In today’s global workplace, language is often treated as a problem to be solved — a barrier to communication, a source of misunderstanding, or a trigger for status imbalances. But what if we flipped the script?
Recent research I’ve conducted with colleagues suggests a powerful and underappreciated truth: language diversity in organizations can be a source of strength. Whether it’s the implementation of a new corporate language or the coexistence of multiple languages within multinational teams, these experiences have the potential to expand professionals’ behavioral and communicative repertoires, both inside and outside the firm.
Take the case of a Chilean subsidiary of a U.S. multinational company that radically shifted its working language from Spanish to English. Employees didn’t simply gain fluency over time.

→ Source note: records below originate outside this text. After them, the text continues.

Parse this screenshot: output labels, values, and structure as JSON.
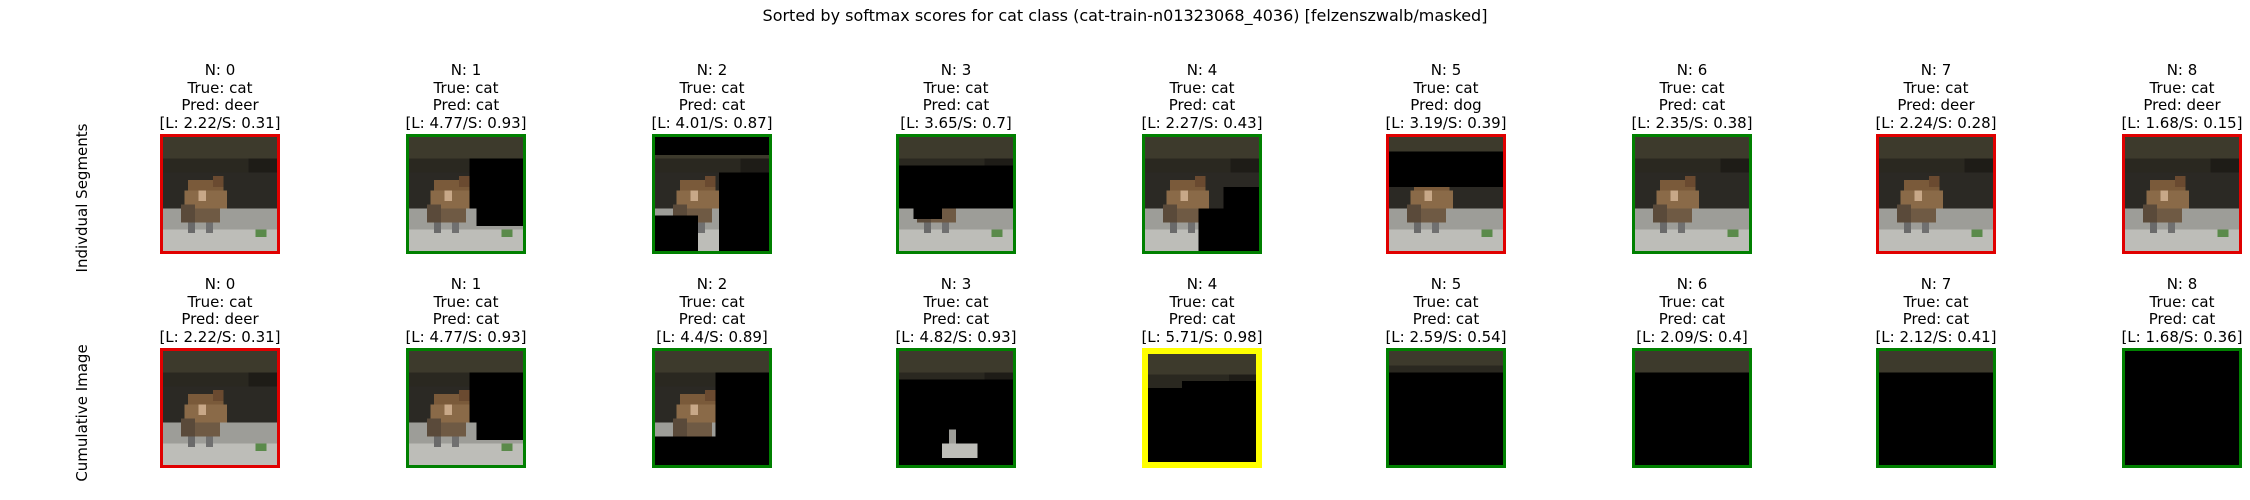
{
  "title": "Sorted by softmax scores for cat class (cat-train-n01323068_4036) [felzenszwalb/masked]",
  "row_labels": [
    "Indivdual Segments",
    "Cumulative Image"
  ],
  "colors": {
    "correct": "#008000",
    "incorrect": "#e00000",
    "highlight": "#ffff00"
  },
  "chart_data": {
    "type": "image-grid",
    "title": "Sorted by softmax scores for cat class (cat-train-n01323068_4036) [felzenszwalb/masked]",
    "rows": [
      {
        "label": "Indivdual Segments",
        "cells": [
          {
            "n": "N: 0",
            "true": "True: cat",
            "pred": "Pred: deer",
            "scores": "[L: 2.22/S: 0.31]",
            "border": "incorrect",
            "mask": "full"
          },
          {
            "n": "N: 1",
            "true": "True: cat",
            "pred": "Pred: cat",
            "scores": "[L: 4.77/S: 0.93]",
            "border": "correct",
            "mask": "seg1"
          },
          {
            "n": "N: 2",
            "true": "True: cat",
            "pred": "Pred: cat",
            "scores": "[L: 4.01/S: 0.87]",
            "border": "correct",
            "mask": "seg2"
          },
          {
            "n": "N: 3",
            "true": "True: cat",
            "pred": "Pred: cat",
            "scores": "[L: 3.65/S: 0.7]",
            "border": "correct",
            "mask": "seg3"
          },
          {
            "n": "N: 4",
            "true": "True: cat",
            "pred": "Pred: cat",
            "scores": "[L: 2.27/S: 0.43]",
            "border": "correct",
            "mask": "seg4"
          },
          {
            "n": "N: 5",
            "true": "True: cat",
            "pred": "Pred: dog",
            "scores": "[L: 3.19/S: 0.39]",
            "border": "incorrect",
            "mask": "seg5"
          },
          {
            "n": "N: 6",
            "true": "True: cat",
            "pred": "Pred: cat",
            "scores": "[L: 2.35/S: 0.38]",
            "border": "correct",
            "mask": "full"
          },
          {
            "n": "N: 7",
            "true": "True: cat",
            "pred": "Pred: deer",
            "scores": "[L: 2.24/S: 0.28]",
            "border": "incorrect",
            "mask": "full"
          },
          {
            "n": "N: 8",
            "true": "True: cat",
            "pred": "Pred: deer",
            "scores": "[L: 1.68/S: 0.15]",
            "border": "incorrect",
            "mask": "full"
          }
        ]
      },
      {
        "label": "Cumulative Image",
        "cells": [
          {
            "n": "N: 0",
            "true": "True: cat",
            "pred": "Pred: deer",
            "scores": "[L: 2.22/S: 0.31]",
            "border": "incorrect",
            "mask": "full"
          },
          {
            "n": "N: 1",
            "true": "True: cat",
            "pred": "Pred: cat",
            "scores": "[L: 4.77/S: 0.93]",
            "border": "correct",
            "mask": "seg1"
          },
          {
            "n": "N: 2",
            "true": "True: cat",
            "pred": "Pred: cat",
            "scores": "[L: 4.4/S: 0.89]",
            "border": "correct",
            "mask": "cum2"
          },
          {
            "n": "N: 3",
            "true": "True: cat",
            "pred": "Pred: cat",
            "scores": "[L: 4.82/S: 0.93]",
            "border": "correct",
            "mask": "cum3"
          },
          {
            "n": "N: 4",
            "true": "True: cat",
            "pred": "Pred: cat",
            "scores": "[L: 5.71/S: 0.98]",
            "border": "highlight",
            "mask": "cum4"
          },
          {
            "n": "N: 5",
            "true": "True: cat",
            "pred": "Pred: cat",
            "scores": "[L: 2.59/S: 0.54]",
            "border": "correct",
            "mask": "cum5"
          },
          {
            "n": "N: 6",
            "true": "True: cat",
            "pred": "Pred: cat",
            "scores": "[L: 2.09/S: 0.4]",
            "border": "correct",
            "mask": "cum6"
          },
          {
            "n": "N: 7",
            "true": "True: cat",
            "pred": "Pred: cat",
            "scores": "[L: 2.12/S: 0.41]",
            "border": "correct",
            "mask": "cum7"
          },
          {
            "n": "N: 8",
            "true": "True: cat",
            "pred": "Pred: cat",
            "scores": "[L: 1.68/S: 0.36]",
            "border": "correct",
            "mask": "black"
          }
        ]
      }
    ]
  }
}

They also learned to navigate emotions like frustration and anxiety, developed new ways of interacting, and began to operate more confidently across linguistic and cultural boundaries. In fact, low levels of initial negative emotion actually helped some employees embrace the change—showing that discomfort with language change can be productive when properly supported.
At the team level, another study found that employees who were more fluent in the official corporate language often gained higher peer status and became informal leaders—and more so in teams that mainly conversed in another common language. Why? Because switching between languages made fluency more visible and more valuable. Yet rather than entrenching inequalities, the shared need to use multiple languages (or to adopt a new one) often created a sense of mutual adaptation. Everyone had to stretch. Everyone had to learn.

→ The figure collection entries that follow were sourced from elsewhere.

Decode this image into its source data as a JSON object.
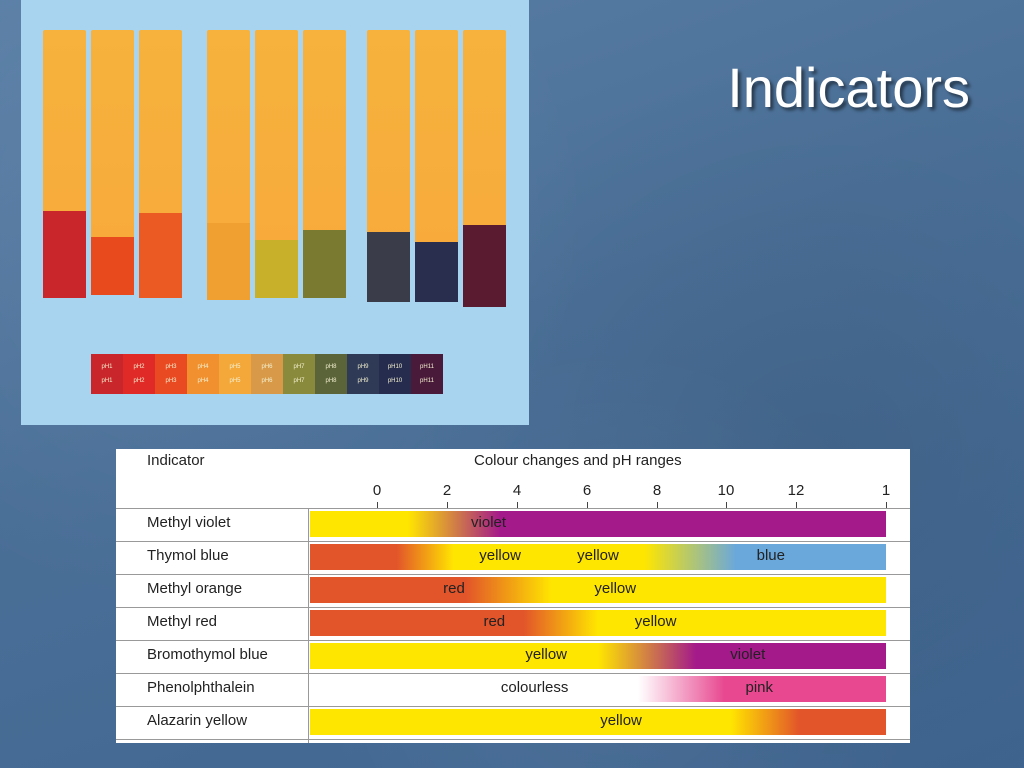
{
  "slide": {
    "title": "Indicators"
  },
  "photo": {
    "strips": [
      {
        "tip_color": "#c8262a"
      },
      {
        "tip_color": "#e84a1e"
      },
      {
        "tip_color": "#ea5a22"
      },
      {
        "tip_color": "#f0a030"
      },
      {
        "tip_color": "#c8b02a"
      },
      {
        "tip_color": "#7a7a30"
      },
      {
        "tip_color": "#3a3c4a"
      },
      {
        "tip_color": "#2a2e4e"
      },
      {
        "tip_color": "#5a1a30"
      }
    ],
    "reference_scale": [
      {
        "label": "pH1",
        "sub": "pH1",
        "color": "#c8262a"
      },
      {
        "label": "pH2",
        "sub": "pH2",
        "color": "#e02a28"
      },
      {
        "label": "pH3",
        "sub": "pH3",
        "color": "#ea4a22"
      },
      {
        "label": "pH4",
        "sub": "pH4",
        "color": "#f0902e"
      },
      {
        "label": "pH5",
        "sub": "pH5",
        "color": "#f4a83a"
      },
      {
        "label": "pH6",
        "sub": "pH6",
        "color": "#d89a48"
      },
      {
        "label": "pH7",
        "sub": "pH7",
        "color": "#8a8a3c"
      },
      {
        "label": "pH8",
        "sub": "pH8",
        "color": "#5a6438"
      },
      {
        "label": "pH9",
        "sub": "pH9",
        "color": "#2e3a56"
      },
      {
        "label": "pH10",
        "sub": "pH10",
        "color": "#262c4e"
      },
      {
        "label": "pH11",
        "sub": "pH11",
        "color": "#4a1a3a"
      }
    ]
  },
  "table": {
    "header_indicator": "Indicator",
    "header_changes": "Colour changes and pH ranges",
    "ticks": [
      "0",
      "2",
      "4",
      "6",
      "8",
      "10",
      "12",
      "1"
    ],
    "rows": [
      {
        "name": "Methyl violet",
        "gradient": "linear-gradient(to right, #ffe600 0%, #ffe600 17%, #a41a8a 33%, #a41a8a 100%)",
        "labels": [
          {
            "text": "violet",
            "pos": 0.31
          }
        ]
      },
      {
        "name": "Thymol blue",
        "gradient": "linear-gradient(to right, #e2542a 0%, #e2542a 15%, #ffe600 25%, #ffe600 58%, #6aa8dc 74%, #6aa8dc 100%)",
        "labels": [
          {
            "text": "yellow",
            "pos": 0.33
          },
          {
            "text": "yellow",
            "pos": 0.5
          },
          {
            "text": "blue",
            "pos": 0.8
          }
        ]
      },
      {
        "name": "Methyl orange",
        "gradient": "linear-gradient(to right, #e2542a 0%, #e2542a 27%, #ffe600 42%, #ffe600 100%)",
        "labels": [
          {
            "text": "red",
            "pos": 0.25
          },
          {
            "text": "yellow",
            "pos": 0.53
          }
        ]
      },
      {
        "name": "Methyl red",
        "gradient": "linear-gradient(to right, #e2542a 0%, #e2542a 37%, #ffe600 50%, #ffe600 100%)",
        "labels": [
          {
            "text": "red",
            "pos": 0.32
          },
          {
            "text": "yellow",
            "pos": 0.6
          }
        ]
      },
      {
        "name": "Bromothymol blue",
        "gradient": "linear-gradient(to right, #ffe600 0%, #ffe600 50%, #a41a8a 67%, #a41a8a 100%)",
        "labels": [
          {
            "text": "yellow",
            "pos": 0.41
          },
          {
            "text": "violet",
            "pos": 0.76
          }
        ]
      },
      {
        "name": "Phenolphthalein",
        "gradient": "linear-gradient(to right, #ffffff 0%, #ffffff 57%, #e84890 72%, #e84890 100%)",
        "labels": [
          {
            "text": "colourless",
            "pos": 0.39
          },
          {
            "text": "pink",
            "pos": 0.78
          }
        ]
      },
      {
        "name": "Alazarin yellow",
        "gradient": "linear-gradient(to right, #ffe600 0%, #ffe600 73%, #e2542a 85%, #e2542a 100%)",
        "labels": [
          {
            "text": "yellow",
            "pos": 0.54
          }
        ]
      }
    ]
  }
}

In both studies, a clear insight emerged: mandated or informal multilingual practices can normalize language diversity. They push people out of their comfort zones—and, over time, expand what they are capable of. These shifts foster linguistic agility, greater empathy for others’ communication challenges, and a more flexible approach to interacting with clients, colleagues, and partners across borders.
So rather than seeing language differences as something to manage or eliminate, leaders would do well to ask: how can we embrace them?
Here are a few ideas to start:
- Frame language shifts as opportunities for professional growth—not just communication efficiency.
- Encourage team members to share their own strategies for navigating multilingual contexts.
- Recognize and reward those who build bridges across language divides—not just those who speak fluently.
In a world where global collaboration will continue to be the norm—in whatever disguise—those who can operate across languages hold a key competitive advantage. Not because they speak perfectly, but because they’ve developed the behavioral range to connect, adapt, and influence across boundaries. And I’d speculate that the actual cognitive and emotional benefits of language learning will continue to hold even if technological advances like AI can make bridging language barriers easier.